Nuri Bilge Ceylan'ın sitem ettiği isimlerden biri de dolaylı olarak benim aslında. Dolaylı diyorum, zira orada olmayı ve bu büyük gururu onunla ( onlarla ) yerinde paylaşmayı çok ama çok isterdim fakat ne yazık ki benim istek ve çabalarım da bir yere kadar. 2 Hafta öncesine kadar çalıştığım televşzyon kanalına bu festivalde bulunmanın ne kadar önemli ve gerekli olduğunu defalarca anlantmam rağmen bir türlü lafımı dinletemedim ( kimim ki ben ?) ve 'Paramız yok' mazeretini aşmanın bir yolunu bulamadım. Festival başlamadan bir kaç gün önce de işime son verildi zaten ve hiçbir şeyin anlamı kalmadı. ( Küçük bir not: beni işten atarken de çok benzeri bir mazeret sunup 'Küçülmeye gidiyoruz' dedikleri için, en azından bu manada tutarlı olduklarını düşünebiliriz)
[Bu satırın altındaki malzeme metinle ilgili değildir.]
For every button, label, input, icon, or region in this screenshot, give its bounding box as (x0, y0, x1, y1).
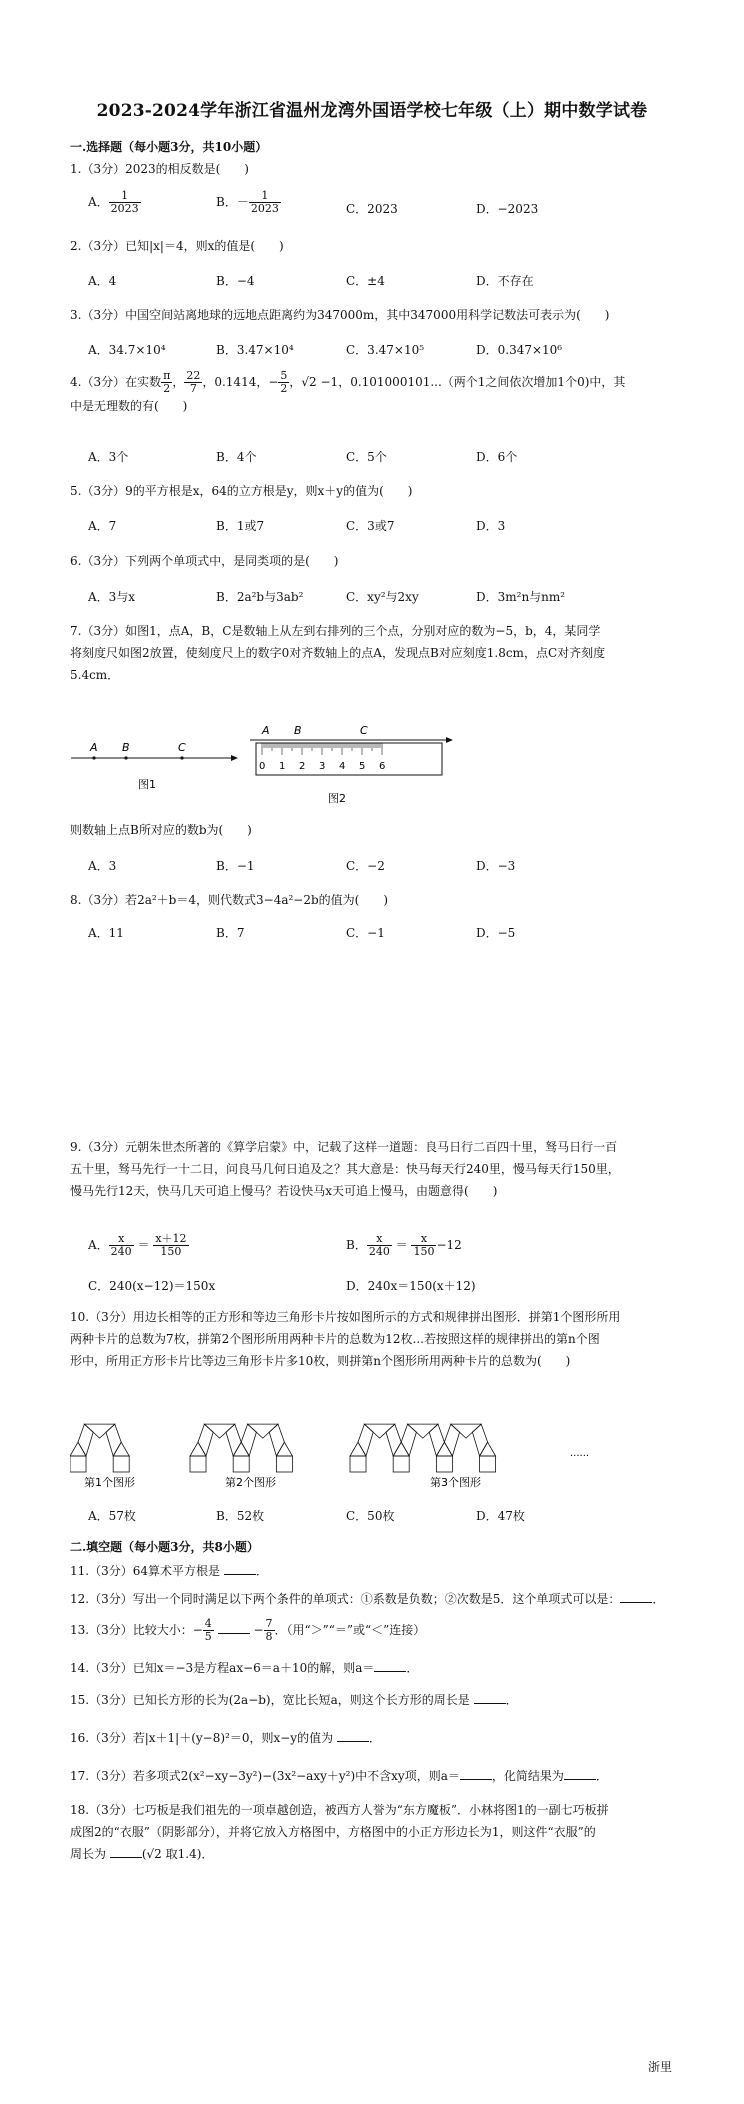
label-a: A (90, 741, 98, 754)
triangle-card (408, 1424, 438, 1438)
triangle-card (276, 1442, 292, 1456)
answer-blank[interactable] (564, 1768, 596, 1780)
figure-2-caption: 图2 (328, 792, 346, 805)
triangle-card (451, 1424, 481, 1438)
triangle-card (84, 1424, 114, 1438)
question-13: 13.（3分）比较大小：− $\frac{4}{5}$ − $\frac{7}{8}$ ．（用“＞”“＝”或“＜”连接） (70, 1617, 426, 1644)
option-d: D．3m²n与nm² (476, 590, 566, 604)
label-b: B (294, 724, 302, 737)
triangle-card (393, 1442, 409, 1456)
question-7-figures (66, 722, 466, 812)
triangle-card (233, 1442, 249, 1456)
question-17: 17.（3分）若多项式2(x²−xy−3y²)−(3x²−axy＋y²)中不含xy项，则a＝ ，化简结果为 ． (70, 1769, 608, 1783)
square-card (113, 1456, 129, 1472)
question-12: 12.（3分）写出一个同时满足以下两个条件的单项式：①系数是负数；②次数是5．这个单项式可以是： ． (70, 1592, 665, 1606)
question-15: 15.（3分）已知长方形的长为(2a−b)，宽比长短a，则这个长方形的周长是 ． (70, 1693, 518, 1707)
question-4: 4.（3分）在实数 $\frac{\pi}{2}$ ， $\frac{22}{7}$ ，0.1414，− $\frac{5}{2}$ ，√2 −1，0.101000101...（两个1之间依次增加1个0)中，其 中是无理数的有( ) (70, 369, 626, 414)
footer-watermark: 浙里 (648, 2060, 673, 2074)
point-a (92, 756, 95, 759)
ruler-ticks (259, 743, 385, 772)
option-b: B．4个 (216, 450, 257, 464)
ruler-tick-label: 4 (339, 761, 346, 772)
arrow-icon (446, 737, 453, 743)
answer-blank[interactable] (110, 1846, 142, 1858)
triangle-card (204, 1424, 234, 1438)
answer-blank[interactable] (460, 1768, 492, 1780)
square-card (480, 1456, 496, 1472)
square-card (386, 1424, 401, 1456)
triangle-card (364, 1424, 394, 1438)
option-a: A．11 (88, 926, 124, 940)
square-card (401, 1424, 416, 1456)
square-card (198, 1424, 213, 1456)
option-c: C．3.47×10⁵ (346, 343, 425, 357)
option-c: C．3或7 (346, 519, 395, 533)
option-a: A．7 (88, 519, 117, 533)
option-d: D．−2023 (476, 202, 539, 216)
option-b: B．−1 (216, 859, 255, 873)
continuation-dots: ...... (570, 1448, 590, 1459)
fraction: $\frac{4}{5}$ (204, 1617, 212, 1644)
square-card (350, 1456, 366, 1472)
ruler-tick-label: 1 (279, 761, 286, 772)
option-c: C．5个 (346, 450, 387, 464)
question-18: 18.（3分）七巧板是我们祖先的一项卓越创造，被西方人誉为“东方魔板”．小林将图1的一副七巧板拼 成图2的“衣服”（阴影部分），并将它放入方格图中，方格图中的小正方形边长为1，则这件“衣服”的 周长为 (√2 取1.4)． (70, 1803, 609, 1862)
option-c: C．−1 (346, 926, 385, 940)
option-d: D．6个 (476, 450, 518, 464)
fraction: $\frac{5}{2}$ (280, 369, 288, 396)
option-d: D．47枚 (476, 1509, 525, 1523)
square-card (436, 1456, 452, 1472)
question-3: 3.（3分）中国空间站离地球的远地点距离约为347000m，其中347000用科学记数法可表示为( ) (70, 308, 610, 322)
pattern-figure-2 (190, 1424, 292, 1472)
option-b: B． $\frac{x}{240}$ ＝ $\frac{x}{150}$ −12 (346, 1232, 462, 1259)
section-heading-fill: 二.填空题（每小题3分，共8小题） (70, 1540, 259, 1554)
option-d: D．0.347×10⁶ (476, 343, 563, 357)
option-a: A．4 (88, 274, 117, 288)
option-a: A． $\frac{x}{240}$ ＝ $\frac{x+12}{150}$ (88, 1232, 187, 1259)
fraction: $\frac{7}{8}$ (265, 1617, 273, 1644)
square-card (393, 1456, 409, 1472)
page-title: 2023-2024学年浙江省温州龙湾外国语学校七年级（上）期中数学试卷 (96, 101, 648, 121)
square-card (106, 1424, 121, 1456)
question-1: 1.（3分）2023的相反数是( ) (70, 162, 249, 176)
option-c: C．xy²与2xy (346, 590, 419, 604)
option-c: C．2023 (346, 202, 398, 216)
answer-blank[interactable] (218, 1622, 250, 1634)
option-d: D．240x＝150(x＋12) (346, 1279, 476, 1293)
label-a: A (262, 724, 270, 737)
ruler-tick-label: 5 (359, 761, 366, 772)
option-a: A．3与x (88, 590, 136, 604)
answer-blank[interactable] (337, 1730, 369, 1742)
answer-blank[interactable] (374, 1660, 406, 1672)
answer-blank[interactable] (620, 1591, 652, 1603)
question-11: 11.（3分）64算术平方根是 ． (70, 1564, 268, 1578)
fraction: $\frac{x}{240}$ (110, 1232, 132, 1259)
pattern-figure-1 (70, 1424, 129, 1472)
option-b: B．－ $\frac{1}{2023}$ (216, 189, 279, 216)
question-2: 2.（3分）已知|x|＝4，则x的值是( ) (70, 239, 284, 253)
option-d: D．3 (476, 519, 506, 533)
ruler-tick-label: 0 (259, 761, 266, 772)
answer-blank[interactable] (474, 1692, 506, 1704)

Uzun lafın kısası bu yıl Cannes'ı uzaktan takip etmekle yetindim ve hiç bir filmi izleyemesem de hemen hepsinin ne tepkiler aldığını yerli ve yabancı basından okudum. NBC'nin festivale katıldığı her yıl bir ödül aldığı ve sırada artık uzun zamandır hak ettiği ( en azından Bir Zamanlar Anadolu'da ile kesinlikle hak ettiği ) Altın Palmiye ödülünün olması gerektiği genel kabul görmüş bir görüştü. Yine de cannes'ın diğer gediklilerinin, yani Ken Loach, Dardenne Biraderler gibi usta isimlerin de bu yıl yarışmaya katılmış olması içimde bazı şüpheler uyandırmadı değil doğrusu. Üstelik uzun zamandır buralarda gözükmeyen Jean Paul Godard, adını zar zor söyleyebildiğim ama filmlerine bayıldığım Andrey Zvyagintsev, her daim bir başyapıt çıkarma potansiyeli taşıyan David Cronenberg, İngiliz sinemasının yadsınamayacak ustalarından Mike Leigh, son yılların dikkatle takip edilmesi gereken isimlerinden Naomi Kawase ve genç bir dahi olduğu konusunda hararetli tartışmalara yol açan Xavier Dolan'ın da katılımıyla belki de son yılların kağıt üstünde en güçlü kadrosu vardı Cannes'da. Ama Kış Uykusu ilk günlerden itibaren hep festivalin en çok övgü alan filmlerinden biri oldu ( belki de birincisi ), hem de bu ivmesini hiç kaybetmeyerek etkisinin kalıcı olduğunu kanıtladı. Sonuç olarak final gecesi tüm kuşkuları yerle bir ederek ödüle uzandı ve sinemamız adına gerçek bir gurur vesilesi oldu.
Nuri Bilge Ceylan'ı yıllar önce aynı başarıyı gösteren Yılmaz Güney ile kıyaslayacak değilim. Bu kıyaslamadan çıkacak sonuç kimseyi tatmin ve mutlu etmeyeceği gibi bana sorarsanız anlamsız da. İki sinemacının bambaşka anlatı biçimleri var ve sinemaları arasındaki kıyaslamayı yapmak da bana düşmez. Bu işe belki bir akademisyen soyunur bir ara, bilemem. Üstelik çeşitli politik etkenlerin de devreye gireceği bir tartışma var bence burada, ki bir kez daha bana düşmez. Ama her filmiyle Cannes'da ödül alan Nuri Bilge Ceylan'ın bugün sinemamız adına gerçek bir dünya markası olduğunu söyleyebilirim. O kadar bana düşer sanıyorum.
Son bir not: nedense ülkemizde Oscar ödülüne dair tuhaf ve müthiş bir özlem var. Yıllardır Oscar'ı Türkiye'ye getirmek bir dava oldu. Çok güçlü bir tanıtım anlamına geldiği muhakkak bu ödülün ama bilen bilir, Altın Palmiye bu işin Nobel ödülüdür. Oscar'dan çok daha değerlidir yani. Yine de illa bu ödülü ülkemize getirmek isteyenlere seslenelim. Bu yıl bu amaca en çok yaklaşılacak yıl olabilir. Dikkat edilirse Yabancı Dilde En İyi Film adayları genellikle başta Cannes olmak üzere belli başlı festivallerde gösterilmiş filmler arasından seçiliyor. Örneğin geçen yılın 5 adayından 4'ü Cannes'da gösterilmiş filmlerdi. O yüzden bu yıl bol bütçeli, romantik, hamasi vs bir takım filmler yerine Kış Uykusu'nu aday göstermekte yarar var. Öteki türlü bu iş olmuyor.